Après une trentaine d’années passées à l’Université de Maurice, il s’est joint à l’Université des Mascareignes en 2016.

Ce féru d’astronomie a travaillé pendant une décennie en tant que directeur du Radiotélescope de Maurice. Même s’il avoue avoir eu la tête dans les étoiles pendant plusieurs années, il affirme sans ambages qu’il a bien les pieds sur terre, tournant son regard sur un des modules consacré à la Corporate Social Responsibility (CSR), qui vise surtout à aider les jeunes à avoir d’autres perspectives sur la société et la pauvreté.

Parlez-nous de votre parcours avant votre entrée à l’Université des Mascareignes  ?

J’ai intégré l’Université des Mascareignes en 2016 après avoir passé presque trente ans à l’Université de Maurice.
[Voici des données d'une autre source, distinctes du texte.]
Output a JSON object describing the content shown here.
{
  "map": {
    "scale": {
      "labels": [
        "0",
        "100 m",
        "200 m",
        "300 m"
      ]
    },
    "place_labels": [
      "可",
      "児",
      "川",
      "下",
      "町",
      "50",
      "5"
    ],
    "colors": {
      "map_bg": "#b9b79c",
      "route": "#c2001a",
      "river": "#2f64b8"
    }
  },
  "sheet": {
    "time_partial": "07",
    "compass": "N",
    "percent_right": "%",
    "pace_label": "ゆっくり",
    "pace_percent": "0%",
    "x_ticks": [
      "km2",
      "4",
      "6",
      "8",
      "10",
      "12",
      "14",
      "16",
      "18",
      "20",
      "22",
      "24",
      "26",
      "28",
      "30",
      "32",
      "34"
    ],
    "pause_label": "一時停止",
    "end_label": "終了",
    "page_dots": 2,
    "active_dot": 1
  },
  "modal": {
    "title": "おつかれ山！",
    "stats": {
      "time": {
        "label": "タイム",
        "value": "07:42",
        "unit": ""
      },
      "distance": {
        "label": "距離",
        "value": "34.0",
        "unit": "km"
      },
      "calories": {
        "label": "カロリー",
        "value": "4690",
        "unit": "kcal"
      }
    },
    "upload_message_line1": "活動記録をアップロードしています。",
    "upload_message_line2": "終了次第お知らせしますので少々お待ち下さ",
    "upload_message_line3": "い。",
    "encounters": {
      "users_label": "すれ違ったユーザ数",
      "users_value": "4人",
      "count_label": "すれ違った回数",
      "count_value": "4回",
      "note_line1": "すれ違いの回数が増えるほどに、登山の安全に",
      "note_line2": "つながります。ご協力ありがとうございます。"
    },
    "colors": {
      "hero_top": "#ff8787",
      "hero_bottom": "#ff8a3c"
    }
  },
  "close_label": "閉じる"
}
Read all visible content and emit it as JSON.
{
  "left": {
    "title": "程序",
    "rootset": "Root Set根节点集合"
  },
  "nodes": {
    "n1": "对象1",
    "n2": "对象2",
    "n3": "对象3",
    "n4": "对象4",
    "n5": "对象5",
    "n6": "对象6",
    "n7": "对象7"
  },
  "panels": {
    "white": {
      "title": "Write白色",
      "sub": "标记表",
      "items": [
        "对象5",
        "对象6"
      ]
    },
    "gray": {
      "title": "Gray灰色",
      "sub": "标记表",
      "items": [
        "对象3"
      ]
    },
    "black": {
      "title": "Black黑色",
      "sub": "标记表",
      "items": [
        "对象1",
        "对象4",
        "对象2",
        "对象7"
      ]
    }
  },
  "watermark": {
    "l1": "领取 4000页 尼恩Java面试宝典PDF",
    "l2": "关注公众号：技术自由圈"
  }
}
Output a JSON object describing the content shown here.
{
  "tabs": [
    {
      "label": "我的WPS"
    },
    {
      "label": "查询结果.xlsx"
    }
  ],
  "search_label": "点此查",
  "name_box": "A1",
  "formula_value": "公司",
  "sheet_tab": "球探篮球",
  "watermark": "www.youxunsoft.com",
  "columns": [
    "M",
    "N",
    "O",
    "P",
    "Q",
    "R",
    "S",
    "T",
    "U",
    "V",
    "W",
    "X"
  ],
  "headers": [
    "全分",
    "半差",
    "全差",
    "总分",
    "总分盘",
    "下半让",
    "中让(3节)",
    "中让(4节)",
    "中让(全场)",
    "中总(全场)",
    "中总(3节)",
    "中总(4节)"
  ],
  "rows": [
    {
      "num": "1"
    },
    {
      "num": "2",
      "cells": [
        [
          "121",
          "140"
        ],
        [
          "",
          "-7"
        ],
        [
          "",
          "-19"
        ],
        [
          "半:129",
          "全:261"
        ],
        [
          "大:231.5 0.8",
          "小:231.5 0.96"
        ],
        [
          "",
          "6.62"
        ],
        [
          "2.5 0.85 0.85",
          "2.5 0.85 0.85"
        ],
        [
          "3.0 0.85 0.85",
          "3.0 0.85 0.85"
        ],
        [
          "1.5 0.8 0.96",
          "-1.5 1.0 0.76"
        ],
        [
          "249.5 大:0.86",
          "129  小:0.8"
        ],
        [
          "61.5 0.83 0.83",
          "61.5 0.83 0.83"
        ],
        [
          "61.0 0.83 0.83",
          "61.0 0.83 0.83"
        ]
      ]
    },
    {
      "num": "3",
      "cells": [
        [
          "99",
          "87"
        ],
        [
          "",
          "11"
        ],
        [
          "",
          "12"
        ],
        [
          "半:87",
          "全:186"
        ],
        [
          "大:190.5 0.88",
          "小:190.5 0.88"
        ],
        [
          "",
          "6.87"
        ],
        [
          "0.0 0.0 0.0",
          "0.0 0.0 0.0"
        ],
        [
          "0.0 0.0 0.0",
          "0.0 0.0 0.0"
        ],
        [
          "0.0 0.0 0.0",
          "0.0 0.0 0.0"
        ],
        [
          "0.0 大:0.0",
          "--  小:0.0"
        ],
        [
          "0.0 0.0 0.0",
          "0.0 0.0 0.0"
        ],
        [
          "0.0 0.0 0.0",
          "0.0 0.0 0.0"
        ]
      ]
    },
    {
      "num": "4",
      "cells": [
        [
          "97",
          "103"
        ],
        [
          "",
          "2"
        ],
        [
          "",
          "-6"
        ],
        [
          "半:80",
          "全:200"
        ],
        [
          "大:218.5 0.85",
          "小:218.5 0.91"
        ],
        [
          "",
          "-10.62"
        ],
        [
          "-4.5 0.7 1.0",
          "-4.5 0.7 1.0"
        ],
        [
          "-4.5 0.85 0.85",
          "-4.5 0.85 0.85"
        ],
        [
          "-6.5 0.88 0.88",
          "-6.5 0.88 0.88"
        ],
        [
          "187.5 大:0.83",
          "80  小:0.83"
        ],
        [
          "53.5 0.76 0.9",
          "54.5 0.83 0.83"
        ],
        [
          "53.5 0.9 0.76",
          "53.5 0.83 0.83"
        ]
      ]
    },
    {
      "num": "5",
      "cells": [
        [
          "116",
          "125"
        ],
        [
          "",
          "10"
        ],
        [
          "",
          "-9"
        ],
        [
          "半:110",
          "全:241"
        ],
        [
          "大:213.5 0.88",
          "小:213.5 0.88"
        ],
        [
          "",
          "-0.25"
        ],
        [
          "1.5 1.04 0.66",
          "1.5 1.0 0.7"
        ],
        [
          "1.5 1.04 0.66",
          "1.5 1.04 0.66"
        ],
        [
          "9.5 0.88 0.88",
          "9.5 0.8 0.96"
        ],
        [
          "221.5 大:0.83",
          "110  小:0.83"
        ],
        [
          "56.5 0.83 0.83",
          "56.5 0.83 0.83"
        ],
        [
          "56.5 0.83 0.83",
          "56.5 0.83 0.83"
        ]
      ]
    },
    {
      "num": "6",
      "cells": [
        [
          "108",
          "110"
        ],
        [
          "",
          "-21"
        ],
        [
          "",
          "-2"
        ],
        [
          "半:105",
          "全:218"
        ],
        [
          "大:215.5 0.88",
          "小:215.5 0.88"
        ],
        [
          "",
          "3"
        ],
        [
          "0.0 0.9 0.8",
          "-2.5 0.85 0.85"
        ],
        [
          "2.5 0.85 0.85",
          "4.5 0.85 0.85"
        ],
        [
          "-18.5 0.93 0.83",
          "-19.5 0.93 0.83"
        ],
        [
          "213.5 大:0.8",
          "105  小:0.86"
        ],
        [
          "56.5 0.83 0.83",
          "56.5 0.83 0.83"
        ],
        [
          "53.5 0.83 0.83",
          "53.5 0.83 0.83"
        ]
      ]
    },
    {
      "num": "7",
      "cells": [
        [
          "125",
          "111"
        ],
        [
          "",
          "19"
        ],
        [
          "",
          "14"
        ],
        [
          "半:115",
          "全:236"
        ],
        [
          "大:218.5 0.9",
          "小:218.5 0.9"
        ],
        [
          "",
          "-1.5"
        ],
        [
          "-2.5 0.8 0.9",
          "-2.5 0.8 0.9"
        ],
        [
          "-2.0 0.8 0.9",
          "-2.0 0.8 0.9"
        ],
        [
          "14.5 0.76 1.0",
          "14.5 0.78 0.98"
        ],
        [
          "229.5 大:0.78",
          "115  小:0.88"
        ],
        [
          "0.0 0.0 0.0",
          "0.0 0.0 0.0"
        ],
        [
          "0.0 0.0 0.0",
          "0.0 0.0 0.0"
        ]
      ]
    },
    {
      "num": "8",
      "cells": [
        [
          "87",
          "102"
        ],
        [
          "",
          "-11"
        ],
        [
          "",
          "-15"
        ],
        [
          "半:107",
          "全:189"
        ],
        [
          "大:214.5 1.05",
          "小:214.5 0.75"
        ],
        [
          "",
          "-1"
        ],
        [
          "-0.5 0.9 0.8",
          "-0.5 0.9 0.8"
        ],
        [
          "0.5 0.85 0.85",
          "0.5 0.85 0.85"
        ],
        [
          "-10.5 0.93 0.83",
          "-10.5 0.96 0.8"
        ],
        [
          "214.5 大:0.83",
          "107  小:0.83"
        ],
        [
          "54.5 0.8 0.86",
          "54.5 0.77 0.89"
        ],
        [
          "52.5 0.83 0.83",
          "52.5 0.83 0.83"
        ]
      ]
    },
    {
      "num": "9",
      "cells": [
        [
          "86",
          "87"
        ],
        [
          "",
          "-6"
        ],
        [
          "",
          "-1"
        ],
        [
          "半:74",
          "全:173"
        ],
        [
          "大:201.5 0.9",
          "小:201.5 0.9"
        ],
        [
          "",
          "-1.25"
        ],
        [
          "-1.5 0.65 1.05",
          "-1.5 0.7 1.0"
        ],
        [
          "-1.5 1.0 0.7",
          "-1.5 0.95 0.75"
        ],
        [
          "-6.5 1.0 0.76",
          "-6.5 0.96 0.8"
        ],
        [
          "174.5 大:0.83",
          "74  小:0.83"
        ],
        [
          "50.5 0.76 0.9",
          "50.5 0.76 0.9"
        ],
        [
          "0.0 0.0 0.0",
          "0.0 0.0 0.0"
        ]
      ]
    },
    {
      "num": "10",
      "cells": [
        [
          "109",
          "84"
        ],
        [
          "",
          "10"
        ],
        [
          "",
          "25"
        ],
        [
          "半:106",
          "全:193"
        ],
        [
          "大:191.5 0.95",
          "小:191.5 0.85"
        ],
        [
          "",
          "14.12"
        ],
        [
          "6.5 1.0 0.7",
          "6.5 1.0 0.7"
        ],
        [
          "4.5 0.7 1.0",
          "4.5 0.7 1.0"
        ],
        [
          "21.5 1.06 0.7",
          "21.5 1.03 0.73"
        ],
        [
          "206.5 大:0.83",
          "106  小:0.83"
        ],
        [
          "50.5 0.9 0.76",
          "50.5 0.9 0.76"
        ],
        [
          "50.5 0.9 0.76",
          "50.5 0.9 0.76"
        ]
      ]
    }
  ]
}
Je suis un astrophysicien de formation, un radioastronome. Durant trente ans j’ai donc voyagé entre étoiles, planètes et galaxies. J’avais la tête dans les étoiles mais les pieds bien sur terre.

En 2016, j’ai décidé de mettre un terme à mon voyage dans l’univers pour retourner sur terre. J’étais le directeur du radiotélescope de Maurice pendant une dizaine d’années et fus un des pionniers de l’astronomie professionnelle à Maurice et en Afrique. En ce moment, je suis le représentant mauricien dans le plus grand projet scientifique en Afrique – la construction du plus grand radiotélescope dans le monde qui a démarré en Afrique du Sud. Neuf pays africains, dont l’île Maurice, participent dans ce projet.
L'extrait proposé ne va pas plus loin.